India routinely projects itself as a state that has overcome internal security challenges through firm governance, robust counterinsurgency, and centralized control. Yet developments across Indian Illegally Occupied Jammu & Kashmir (IIOJK), Manipur, and Assam expose a widening gap between official narratives of stability and the realities unfolding on the ground. Far from being isolated disturbances, these regions reflect a deeper structural malaise in India’s internal security governance—one marked by unresolved political questions, ethnic alienation, and an overreliance on force-centric responses.

In Indian Illegally Occupied Jammu & Kashmir, New Delhi has consistently portrayed the decline in visible militant activity as evidence of restored normalcy following the abrogation of Article 370. However, the absence of daily violence should not be mistaken for genuine peace. Recent discoveries of rusted mortar shells and symbolic military artifacts in areas such as Samba and Poonch serve as reminders that the region remains heavily militarized. These finds are less about immediate threat and more about psychological signaling—indicating that the shadow of conflict still looms large.

More revealing is the political undercurrent surfacing through public mobilization. Protests by Shia communities against Israeli attacks on Iran underscore how unresolved local grievances create space for external ideological influences to resonate. Particularly in north Kashmir, this reflects a shift from purely political resistance toward religious-nationalist mobilization. Such developments suggest that while insurgent violence may be suppressed, the deeper political discontent remains unaddressed. Stability imposed without reconciliation risks mutating into new forms of resistance rather than eliminating it.

Manipur presents perhaps the starkest indictment of India’s internal security model. The prolonged ethnic conflict between the Meitei and Kuki-Zo communities has exposed the limits of New Delhi’s ability to manage complex identity-driven crises. Despite the deployment of central forces, the state continues to witness recurring clashes, civilian casualties, and frequent recoveries of improvised explosive devices and grenades—clear indicators of insurgent resilience. The resurgence of militant outfits such as PREPAK and the Kangleipak Communist Party (KCP), even after multiple arrests, highlights the ineffectiveness of reactive counterinsurgency measures. Security operations may disrupt networks temporarily, but they fail to dismantle the socio-political conditions that sustain insurgency.

Equally significant is the rise of popular resistance movements, particularly female-led groups such as the Meira Paibis and the emergence of outfits like Arambai Tenggol. These movements reflect deep public anger against what is perceived as discriminatory governance and excessive reliance on coercion. When civilian groups take on security and mobilization roles, it signals a breakdown of trust between the state and society—an alarming trend for any internal security architecture.

In Assam, internal security challenges are evolving in more complex and potentially dangerous ways. Recent communal violence in Dhubri, coupled with intelligence reports of reactivated ULFA (Independent) networks, points to a convergence of religious polarization and insurgent activity. The reported linkages between ULFA(I) and NSCN(K-YA) further elevate the threat level, suggesting cross-regional militant coordination.

This convergence is particularly concerning in the context of symbolic national events, which historically serve as flashpoints for high-impact attacks. Communal tensions provide fertile ground for insurgent recruitment and legitimacy, while insurgent violence, in turn, amplifies communal fear and polarization. This feedback loop exposes the fragility of India’s internal security framework, which treats communal unrest and insurgency as separate phenomena rather than interconnected challenges.
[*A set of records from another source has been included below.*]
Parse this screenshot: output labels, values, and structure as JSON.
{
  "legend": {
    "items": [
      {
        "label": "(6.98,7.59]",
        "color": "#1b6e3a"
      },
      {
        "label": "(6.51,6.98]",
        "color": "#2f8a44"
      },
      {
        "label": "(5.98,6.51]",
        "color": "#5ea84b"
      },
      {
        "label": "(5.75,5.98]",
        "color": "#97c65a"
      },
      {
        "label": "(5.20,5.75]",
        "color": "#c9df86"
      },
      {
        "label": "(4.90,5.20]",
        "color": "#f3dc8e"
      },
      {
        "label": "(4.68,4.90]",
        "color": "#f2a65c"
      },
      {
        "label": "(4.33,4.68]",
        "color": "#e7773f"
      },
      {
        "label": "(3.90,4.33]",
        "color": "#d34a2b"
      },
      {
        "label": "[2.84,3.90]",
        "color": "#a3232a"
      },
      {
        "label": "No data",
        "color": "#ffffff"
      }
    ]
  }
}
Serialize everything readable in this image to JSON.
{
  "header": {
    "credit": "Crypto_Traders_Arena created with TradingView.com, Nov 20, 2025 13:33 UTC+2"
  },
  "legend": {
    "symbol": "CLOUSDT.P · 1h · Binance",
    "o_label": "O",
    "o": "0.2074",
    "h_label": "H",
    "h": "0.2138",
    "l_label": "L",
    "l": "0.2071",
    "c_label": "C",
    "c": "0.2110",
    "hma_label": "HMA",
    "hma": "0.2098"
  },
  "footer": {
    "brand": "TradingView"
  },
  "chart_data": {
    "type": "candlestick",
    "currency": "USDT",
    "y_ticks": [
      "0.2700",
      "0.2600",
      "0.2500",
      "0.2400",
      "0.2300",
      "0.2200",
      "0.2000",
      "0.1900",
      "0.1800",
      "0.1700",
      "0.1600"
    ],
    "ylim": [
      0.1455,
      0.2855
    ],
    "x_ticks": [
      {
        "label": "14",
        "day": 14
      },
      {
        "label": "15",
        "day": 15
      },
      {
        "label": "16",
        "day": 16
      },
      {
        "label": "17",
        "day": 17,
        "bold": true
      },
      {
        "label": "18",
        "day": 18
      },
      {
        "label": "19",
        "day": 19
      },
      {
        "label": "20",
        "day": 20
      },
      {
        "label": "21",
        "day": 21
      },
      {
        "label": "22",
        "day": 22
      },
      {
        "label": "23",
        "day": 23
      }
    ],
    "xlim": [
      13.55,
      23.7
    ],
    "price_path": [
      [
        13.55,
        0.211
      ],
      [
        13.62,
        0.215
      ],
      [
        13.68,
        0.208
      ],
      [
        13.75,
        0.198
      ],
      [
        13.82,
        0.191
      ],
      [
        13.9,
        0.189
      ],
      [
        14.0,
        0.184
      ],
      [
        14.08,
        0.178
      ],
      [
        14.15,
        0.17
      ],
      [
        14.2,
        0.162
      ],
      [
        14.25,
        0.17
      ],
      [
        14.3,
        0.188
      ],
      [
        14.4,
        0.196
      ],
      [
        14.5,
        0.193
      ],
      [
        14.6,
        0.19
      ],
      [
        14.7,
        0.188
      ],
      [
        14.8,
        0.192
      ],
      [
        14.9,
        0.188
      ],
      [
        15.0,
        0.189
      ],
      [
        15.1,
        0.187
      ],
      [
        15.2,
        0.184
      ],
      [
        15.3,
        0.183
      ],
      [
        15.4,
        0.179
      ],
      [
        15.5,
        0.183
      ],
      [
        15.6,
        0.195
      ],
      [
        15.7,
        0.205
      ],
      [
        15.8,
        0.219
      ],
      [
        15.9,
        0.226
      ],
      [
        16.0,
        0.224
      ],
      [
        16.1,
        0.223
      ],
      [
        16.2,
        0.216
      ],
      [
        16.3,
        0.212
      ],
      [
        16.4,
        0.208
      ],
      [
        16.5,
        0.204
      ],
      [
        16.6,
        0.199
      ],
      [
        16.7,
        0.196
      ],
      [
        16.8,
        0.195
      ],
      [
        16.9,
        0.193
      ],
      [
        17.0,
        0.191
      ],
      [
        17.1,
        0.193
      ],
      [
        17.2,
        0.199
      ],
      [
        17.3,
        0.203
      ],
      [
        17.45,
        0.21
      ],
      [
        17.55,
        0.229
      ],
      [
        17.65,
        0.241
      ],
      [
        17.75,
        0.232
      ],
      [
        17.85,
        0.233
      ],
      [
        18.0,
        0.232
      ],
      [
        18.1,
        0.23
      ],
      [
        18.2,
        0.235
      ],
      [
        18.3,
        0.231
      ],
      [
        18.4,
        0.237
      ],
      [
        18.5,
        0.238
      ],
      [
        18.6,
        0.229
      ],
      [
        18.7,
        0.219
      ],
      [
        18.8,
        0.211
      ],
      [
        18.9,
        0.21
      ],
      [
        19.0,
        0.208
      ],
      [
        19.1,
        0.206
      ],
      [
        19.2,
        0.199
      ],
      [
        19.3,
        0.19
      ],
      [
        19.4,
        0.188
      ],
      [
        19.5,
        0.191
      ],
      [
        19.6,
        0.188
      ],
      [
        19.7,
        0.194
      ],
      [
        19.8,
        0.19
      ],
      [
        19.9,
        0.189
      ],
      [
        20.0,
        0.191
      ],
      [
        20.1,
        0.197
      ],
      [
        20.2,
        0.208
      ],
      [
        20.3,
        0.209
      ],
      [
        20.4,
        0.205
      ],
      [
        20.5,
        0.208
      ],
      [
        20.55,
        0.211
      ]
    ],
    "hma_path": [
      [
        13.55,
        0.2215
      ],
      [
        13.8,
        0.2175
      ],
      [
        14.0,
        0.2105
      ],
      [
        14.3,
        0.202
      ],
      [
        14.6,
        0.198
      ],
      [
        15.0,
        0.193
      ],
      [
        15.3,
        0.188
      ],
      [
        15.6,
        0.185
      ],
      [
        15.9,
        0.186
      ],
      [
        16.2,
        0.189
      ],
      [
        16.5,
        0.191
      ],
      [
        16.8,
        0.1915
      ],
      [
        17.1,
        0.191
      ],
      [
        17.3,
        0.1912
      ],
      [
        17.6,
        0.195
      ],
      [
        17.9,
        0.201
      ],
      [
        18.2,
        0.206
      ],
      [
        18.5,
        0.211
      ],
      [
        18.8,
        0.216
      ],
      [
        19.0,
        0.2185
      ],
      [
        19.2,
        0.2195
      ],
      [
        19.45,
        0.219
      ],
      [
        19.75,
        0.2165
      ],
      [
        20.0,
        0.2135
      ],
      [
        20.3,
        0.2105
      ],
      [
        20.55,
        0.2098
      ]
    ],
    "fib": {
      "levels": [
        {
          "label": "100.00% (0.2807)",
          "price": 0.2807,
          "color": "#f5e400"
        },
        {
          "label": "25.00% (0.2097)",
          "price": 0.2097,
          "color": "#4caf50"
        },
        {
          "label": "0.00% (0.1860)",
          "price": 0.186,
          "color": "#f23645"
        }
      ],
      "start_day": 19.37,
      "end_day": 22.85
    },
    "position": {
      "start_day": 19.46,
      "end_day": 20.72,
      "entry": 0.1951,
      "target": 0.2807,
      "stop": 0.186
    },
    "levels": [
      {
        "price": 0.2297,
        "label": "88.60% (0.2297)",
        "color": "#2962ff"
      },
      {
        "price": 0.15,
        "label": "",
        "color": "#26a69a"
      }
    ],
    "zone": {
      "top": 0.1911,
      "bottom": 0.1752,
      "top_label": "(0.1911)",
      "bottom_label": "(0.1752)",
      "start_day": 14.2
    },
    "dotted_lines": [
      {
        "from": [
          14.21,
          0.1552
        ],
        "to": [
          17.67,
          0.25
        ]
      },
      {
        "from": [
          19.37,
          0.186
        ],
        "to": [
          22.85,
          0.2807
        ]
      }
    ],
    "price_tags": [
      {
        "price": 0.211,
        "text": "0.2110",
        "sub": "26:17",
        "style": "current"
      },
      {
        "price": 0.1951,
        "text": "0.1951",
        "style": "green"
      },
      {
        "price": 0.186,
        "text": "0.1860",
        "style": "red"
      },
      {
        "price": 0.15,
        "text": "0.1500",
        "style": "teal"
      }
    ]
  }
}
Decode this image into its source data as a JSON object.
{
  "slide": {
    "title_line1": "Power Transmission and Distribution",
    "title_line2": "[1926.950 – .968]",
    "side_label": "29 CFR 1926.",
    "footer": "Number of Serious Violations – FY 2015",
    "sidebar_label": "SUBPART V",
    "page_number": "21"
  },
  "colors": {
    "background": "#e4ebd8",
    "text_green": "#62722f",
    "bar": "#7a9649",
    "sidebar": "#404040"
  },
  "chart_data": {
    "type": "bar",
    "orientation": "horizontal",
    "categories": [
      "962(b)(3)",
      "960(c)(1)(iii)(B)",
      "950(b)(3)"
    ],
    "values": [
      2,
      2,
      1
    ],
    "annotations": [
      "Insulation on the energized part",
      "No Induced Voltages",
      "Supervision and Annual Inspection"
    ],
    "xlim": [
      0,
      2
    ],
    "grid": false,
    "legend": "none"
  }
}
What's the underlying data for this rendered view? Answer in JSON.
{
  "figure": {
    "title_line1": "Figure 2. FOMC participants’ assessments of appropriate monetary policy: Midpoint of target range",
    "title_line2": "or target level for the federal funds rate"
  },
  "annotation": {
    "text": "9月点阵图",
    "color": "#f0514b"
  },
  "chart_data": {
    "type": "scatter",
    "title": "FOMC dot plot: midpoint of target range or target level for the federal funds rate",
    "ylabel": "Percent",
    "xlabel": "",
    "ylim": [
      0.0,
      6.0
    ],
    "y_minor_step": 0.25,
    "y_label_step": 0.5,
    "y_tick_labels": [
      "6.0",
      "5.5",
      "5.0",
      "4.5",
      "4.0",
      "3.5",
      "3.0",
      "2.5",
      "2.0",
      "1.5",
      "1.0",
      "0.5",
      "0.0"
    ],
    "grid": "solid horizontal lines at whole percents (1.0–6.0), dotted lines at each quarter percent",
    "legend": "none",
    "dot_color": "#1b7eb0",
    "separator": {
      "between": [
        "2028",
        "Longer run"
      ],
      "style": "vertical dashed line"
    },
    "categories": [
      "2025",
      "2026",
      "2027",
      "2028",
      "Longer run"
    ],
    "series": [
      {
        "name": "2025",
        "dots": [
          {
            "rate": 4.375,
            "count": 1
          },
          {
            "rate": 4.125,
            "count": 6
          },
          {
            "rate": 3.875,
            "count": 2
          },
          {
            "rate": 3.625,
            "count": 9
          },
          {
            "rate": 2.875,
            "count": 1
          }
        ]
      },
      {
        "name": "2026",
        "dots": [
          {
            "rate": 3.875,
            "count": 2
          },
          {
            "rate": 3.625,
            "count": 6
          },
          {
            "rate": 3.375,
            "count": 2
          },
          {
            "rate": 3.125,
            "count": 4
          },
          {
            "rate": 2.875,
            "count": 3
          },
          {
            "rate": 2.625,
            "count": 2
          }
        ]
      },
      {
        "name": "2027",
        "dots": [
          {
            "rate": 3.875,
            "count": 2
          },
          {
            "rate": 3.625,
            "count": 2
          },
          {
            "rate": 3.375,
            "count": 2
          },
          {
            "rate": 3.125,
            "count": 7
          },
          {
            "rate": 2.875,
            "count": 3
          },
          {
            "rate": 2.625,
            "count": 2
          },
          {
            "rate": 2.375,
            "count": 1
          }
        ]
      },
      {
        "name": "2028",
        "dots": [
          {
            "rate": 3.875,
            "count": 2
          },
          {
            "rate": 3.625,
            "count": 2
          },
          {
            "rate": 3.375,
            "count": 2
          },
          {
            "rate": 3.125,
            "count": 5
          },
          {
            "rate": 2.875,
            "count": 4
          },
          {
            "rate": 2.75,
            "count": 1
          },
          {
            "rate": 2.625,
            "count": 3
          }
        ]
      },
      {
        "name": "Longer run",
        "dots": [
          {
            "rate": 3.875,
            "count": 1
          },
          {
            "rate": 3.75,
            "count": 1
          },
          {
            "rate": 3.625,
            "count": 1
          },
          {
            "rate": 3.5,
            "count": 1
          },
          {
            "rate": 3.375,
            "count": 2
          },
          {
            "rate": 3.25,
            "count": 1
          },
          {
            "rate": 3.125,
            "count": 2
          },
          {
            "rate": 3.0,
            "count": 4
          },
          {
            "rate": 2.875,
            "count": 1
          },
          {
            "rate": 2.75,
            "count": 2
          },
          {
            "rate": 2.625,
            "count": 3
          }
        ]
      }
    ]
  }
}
Across these three regions, a common pattern emerges. India’s internal security strategy prioritizes control over consensus, surveillance over dialogue, and short-term calm over long-term resolution. Heavy militarization, frequent arrests, and legal exceptionalism may suppress symptoms, but they do not address root causes such as political disenfranchisement, ethnic marginalization, and identity anxieties. Moreover, New Delhi’s centralized approach often sidelines local voices and institutions, deepening alienation. The result is a security model that appears effective on paper but remains brittle in practice—capable of enforcing order temporarily, yet incapable of building sustainable peace.

India’s claims of internal stability increasingly resemble an illusion sustained by statistics rather than societal cohesion. Jammu & Kashmir’s silence masks unresolved political trauma, Manipur’s violence exposes state incapacity, and Assam’s evolving threat landscape highlights the dangerous fusion of communalism and insurgency. True internal security is not measured by the absence of headlines but by the presence of legitimacy, trust, and inclusion. Until India shifts from force-centric management to political engagement and reconciliation, its internal security challenges will persist—mutating rather than disappearing. Beneath the façade of stability lies a fragile structure, vulnerable to renewed unrest and deeper fragmentation.